Looking back: Business owner disappears, and children are burned to death
Published at | Updated atIDAHO FALLS — EastIdahoNews.com is looking back at what life was like during the week of Oct. 13 to Oct. 19 in east Idaho history.
1900-1925
BLACKFOOT — A business owner walked out of his shop in Blackfoot during the middle of the day and disappeared, The Bingham County News reported on Oct. 14, 1915.
Cliff Rhodes, one of the owners of the Palace Barber Shop, walked outside his shop and headed towards the river on Oct. 13, 1915, around 2 p.m.
No trace of him had been found by his wife or their two children.
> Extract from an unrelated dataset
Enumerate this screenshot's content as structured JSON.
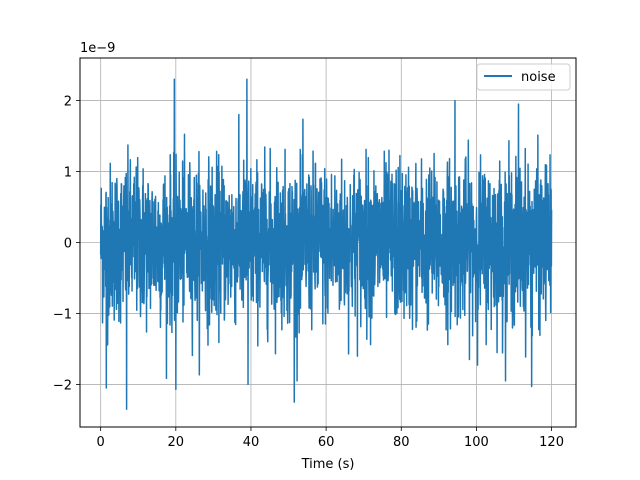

Rhodes was known as a “moral, honest and prosperous young man.”
“There is no known reason why he should have so suddenly and mysteriously disappeared from his happy home and lucrative business,” the paper wrote. “Suicide has been suspicioned but there is no known reason for such a rash act unless it is insanity.”
1926-1950
AMERICAN FALLS — Two young American Falls children were burned to death despite “frantic rescue efforts” by their mother, the Idaho Falls Post Register reported on Oct. 13, 1949.
Blair Garner, 2, and Myron Garner, 9 months, died in a house fire. The fire swept through the house of Mr. and Mrs. Owen J. Garner on the Blackstone Ranch eight miles north of American Falls. The fire broke out at 3:30 p.m., and the bodies were recovered at 5 p.m.
Mrs. Larue Larsen Garner, the mother, told Power County Sheriff William J. Hoehnen that she was washing clothes not more than five feet from the house when she noticed smoke pouring from the windows.
She reportedly swung open the door to go inside, but a “gush of flames” forced her to step back. She threw a sweater over her head and attempted to find the children, but the heat of the fire stopped her.
B.J. Fitzgerald, a ranch employee, rushed from a potato cellar 100 yards from the house and attempted to climb through a window. He was overcome by smoke and fell unconscious.
The cause of the fire is unknown.
1951-1975
SALMON — Two local sisters made headlines after giving birth within a half hour of each other at the same hospital, the Idaho Falls Post Register reported on Oct. 13, 1975.
“It was a friendly fight over Salmon Memorial Hospital delivery room rights Saturday morning,” the paper wrote.
Debbie Foster delivered a boy at about 5:05 a.m. and her sister Lisa Aldous delivered a girl within a half hour later. Dr. Zack Johnson assisted in both births.
Foster, of Pocatello, and Aldous, who is moving to Blackfoot, are the daughters of Mr. and Mrs. Lewis Dartt, of Salmon.
1976-2000
POCATELLO — A 29-year-old man was arrested for alleged indecent exposure after an incident at the Bannock County Sheriff’s Office, the Idaho State Journal reported on Oct. 19, 1976.
The man’s name was not mentioned in the article but authorities had brought him to the jail for questioning.
It’s not clear what he was being questioned for but while at the jail, he removed his clothes twice and drank from toilets two times as well. This led to his arrest.